Epinephrine acts on multiple organ systems, including the cardiovascular, respiratory, and metabolic systems, to prepare the body for intense physical activity.
It increases heart rate, blood pressure, and glucose levels, while also dilating the airways.
Epinephrine is widely used in medical settings to treat anaphylactic shock, cardiac arrest, and other emergencies.
Researchers studying the effects and mechanisms of epinephrine can utilize PubCompare.ai's AI-driven platform to quickly locate the best protocols from literature, preprints, and patents, enhancing reproducibility and accuracy in their epinephrine studies.
Synonyms and related terms for epinephrine include adrenaline, norepinephrine, and catecholamines.
Abbreviations like EPI and NE are also commonly used.
Key subtopics in epinephrine research may include the biosynthesis and metabolism of epinephrine, its interactions with receptors (e.g., alpha and beta adrenergic receptors), and its effects on physiological processes like cardiovascular function, respiration, and energy metabolism.
Researchers may also study related compounds like bovine serum albumin (BSA), which is sometimes used in epinephrine assays, or hydrogen peroxide (H2O2), which can be used to induce oxidative stress in epinephrine-related experiments.
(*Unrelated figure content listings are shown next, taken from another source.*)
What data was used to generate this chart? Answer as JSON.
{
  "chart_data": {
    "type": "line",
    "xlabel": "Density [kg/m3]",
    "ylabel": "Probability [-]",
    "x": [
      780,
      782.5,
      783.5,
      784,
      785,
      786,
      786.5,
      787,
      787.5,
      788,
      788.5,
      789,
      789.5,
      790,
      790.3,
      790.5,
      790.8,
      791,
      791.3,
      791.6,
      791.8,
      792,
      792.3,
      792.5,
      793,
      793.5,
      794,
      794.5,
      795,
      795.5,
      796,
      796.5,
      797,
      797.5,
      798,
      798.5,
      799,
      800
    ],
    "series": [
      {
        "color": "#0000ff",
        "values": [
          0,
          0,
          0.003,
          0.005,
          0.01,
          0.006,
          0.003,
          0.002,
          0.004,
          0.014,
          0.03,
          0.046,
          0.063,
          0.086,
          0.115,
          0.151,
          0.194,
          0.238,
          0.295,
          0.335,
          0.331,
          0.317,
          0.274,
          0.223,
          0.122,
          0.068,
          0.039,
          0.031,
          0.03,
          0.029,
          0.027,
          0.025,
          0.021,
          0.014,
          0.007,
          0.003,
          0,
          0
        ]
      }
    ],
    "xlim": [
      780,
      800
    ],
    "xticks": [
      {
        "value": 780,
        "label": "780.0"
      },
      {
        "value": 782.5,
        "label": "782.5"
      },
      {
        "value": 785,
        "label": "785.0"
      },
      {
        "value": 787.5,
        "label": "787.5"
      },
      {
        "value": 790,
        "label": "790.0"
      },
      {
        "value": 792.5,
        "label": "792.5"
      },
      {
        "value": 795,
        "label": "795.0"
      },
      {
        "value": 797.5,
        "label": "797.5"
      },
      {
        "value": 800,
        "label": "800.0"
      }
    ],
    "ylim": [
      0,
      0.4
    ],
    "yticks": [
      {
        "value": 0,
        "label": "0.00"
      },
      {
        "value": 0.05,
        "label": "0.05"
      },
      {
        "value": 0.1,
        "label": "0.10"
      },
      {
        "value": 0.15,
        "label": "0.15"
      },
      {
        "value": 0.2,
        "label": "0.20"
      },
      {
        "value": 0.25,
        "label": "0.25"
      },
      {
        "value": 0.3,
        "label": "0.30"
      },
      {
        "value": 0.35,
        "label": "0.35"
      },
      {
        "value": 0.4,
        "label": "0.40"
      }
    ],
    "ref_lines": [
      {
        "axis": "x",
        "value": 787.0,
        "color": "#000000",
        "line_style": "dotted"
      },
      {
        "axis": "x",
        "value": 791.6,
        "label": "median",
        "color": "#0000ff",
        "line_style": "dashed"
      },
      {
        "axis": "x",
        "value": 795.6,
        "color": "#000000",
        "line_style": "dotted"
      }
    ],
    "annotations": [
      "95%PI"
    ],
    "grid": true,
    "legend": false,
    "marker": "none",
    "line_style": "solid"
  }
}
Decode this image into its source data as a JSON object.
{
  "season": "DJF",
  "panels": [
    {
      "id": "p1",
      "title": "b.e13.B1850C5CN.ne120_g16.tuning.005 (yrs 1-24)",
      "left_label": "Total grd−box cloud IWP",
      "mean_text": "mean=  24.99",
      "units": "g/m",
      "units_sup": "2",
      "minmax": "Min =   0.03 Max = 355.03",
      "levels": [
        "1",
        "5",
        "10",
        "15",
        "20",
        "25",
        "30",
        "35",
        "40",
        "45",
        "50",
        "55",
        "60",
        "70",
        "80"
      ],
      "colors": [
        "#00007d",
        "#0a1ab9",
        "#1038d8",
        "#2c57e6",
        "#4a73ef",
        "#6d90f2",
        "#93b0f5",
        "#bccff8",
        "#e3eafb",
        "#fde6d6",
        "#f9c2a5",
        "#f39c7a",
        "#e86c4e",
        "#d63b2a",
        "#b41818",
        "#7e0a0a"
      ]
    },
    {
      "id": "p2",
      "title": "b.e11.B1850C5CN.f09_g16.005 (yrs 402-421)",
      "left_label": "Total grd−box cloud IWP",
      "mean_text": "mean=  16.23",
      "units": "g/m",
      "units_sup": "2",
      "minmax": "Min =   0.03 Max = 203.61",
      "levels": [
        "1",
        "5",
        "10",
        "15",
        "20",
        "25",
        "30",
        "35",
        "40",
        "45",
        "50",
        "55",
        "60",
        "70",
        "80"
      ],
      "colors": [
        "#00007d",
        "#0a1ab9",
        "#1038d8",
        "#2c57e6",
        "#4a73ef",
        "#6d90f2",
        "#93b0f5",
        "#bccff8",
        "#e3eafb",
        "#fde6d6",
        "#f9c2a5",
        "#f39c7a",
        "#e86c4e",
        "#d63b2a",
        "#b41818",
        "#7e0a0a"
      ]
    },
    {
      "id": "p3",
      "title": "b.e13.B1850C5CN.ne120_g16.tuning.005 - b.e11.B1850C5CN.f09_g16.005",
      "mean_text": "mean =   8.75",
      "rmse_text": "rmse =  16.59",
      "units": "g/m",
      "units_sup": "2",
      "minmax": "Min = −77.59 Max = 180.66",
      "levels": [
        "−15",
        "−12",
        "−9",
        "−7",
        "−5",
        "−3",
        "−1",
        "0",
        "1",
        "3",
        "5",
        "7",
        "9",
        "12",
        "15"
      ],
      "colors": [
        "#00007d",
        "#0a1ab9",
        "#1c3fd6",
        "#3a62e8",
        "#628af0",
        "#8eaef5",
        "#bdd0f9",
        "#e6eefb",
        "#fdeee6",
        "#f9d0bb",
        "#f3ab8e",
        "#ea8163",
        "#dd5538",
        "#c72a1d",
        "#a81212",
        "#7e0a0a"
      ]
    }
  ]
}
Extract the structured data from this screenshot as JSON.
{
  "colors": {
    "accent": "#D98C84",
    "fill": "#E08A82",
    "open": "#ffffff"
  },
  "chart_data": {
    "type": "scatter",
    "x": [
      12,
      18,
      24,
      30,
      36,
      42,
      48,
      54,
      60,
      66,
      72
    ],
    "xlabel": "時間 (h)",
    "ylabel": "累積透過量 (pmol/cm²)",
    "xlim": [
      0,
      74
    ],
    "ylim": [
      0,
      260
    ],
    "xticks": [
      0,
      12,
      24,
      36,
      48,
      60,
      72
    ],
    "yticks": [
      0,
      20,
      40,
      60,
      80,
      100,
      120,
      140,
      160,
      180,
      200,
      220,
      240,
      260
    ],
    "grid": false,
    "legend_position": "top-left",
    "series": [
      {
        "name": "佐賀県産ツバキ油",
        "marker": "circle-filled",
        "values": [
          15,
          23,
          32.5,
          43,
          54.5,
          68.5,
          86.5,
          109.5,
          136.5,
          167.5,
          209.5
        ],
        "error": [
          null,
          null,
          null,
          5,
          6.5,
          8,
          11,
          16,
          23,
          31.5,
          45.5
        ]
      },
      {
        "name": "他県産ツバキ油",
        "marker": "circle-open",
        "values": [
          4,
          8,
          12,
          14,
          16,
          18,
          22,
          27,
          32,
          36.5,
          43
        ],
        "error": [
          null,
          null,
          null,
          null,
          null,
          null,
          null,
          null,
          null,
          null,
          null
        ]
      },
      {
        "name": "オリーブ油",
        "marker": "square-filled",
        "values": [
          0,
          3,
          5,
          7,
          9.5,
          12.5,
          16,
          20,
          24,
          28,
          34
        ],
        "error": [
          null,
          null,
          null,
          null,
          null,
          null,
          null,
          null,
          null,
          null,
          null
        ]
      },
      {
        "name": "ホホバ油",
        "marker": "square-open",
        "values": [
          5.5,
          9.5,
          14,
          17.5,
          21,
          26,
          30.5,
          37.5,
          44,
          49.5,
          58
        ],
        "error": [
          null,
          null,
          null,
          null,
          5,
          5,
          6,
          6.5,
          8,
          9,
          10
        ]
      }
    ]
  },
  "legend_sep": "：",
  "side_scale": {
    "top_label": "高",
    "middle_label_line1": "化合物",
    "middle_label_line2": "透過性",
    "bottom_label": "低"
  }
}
Additionally, techniques like GIF-Q260J and VIO300D may be employed to measure epinephrine levels, while trichloroacetic acid (TCA) and thiobarbituric acid (TBA) are used in assays to assess epinephrine-related parameters.
By leveraging PubCompare.ai's powerful tools, researchers can streamline their epinephrine studies, improve reproducibility, and gain deeper insights into this crucial stress hormone and its multifaceted physiological effects.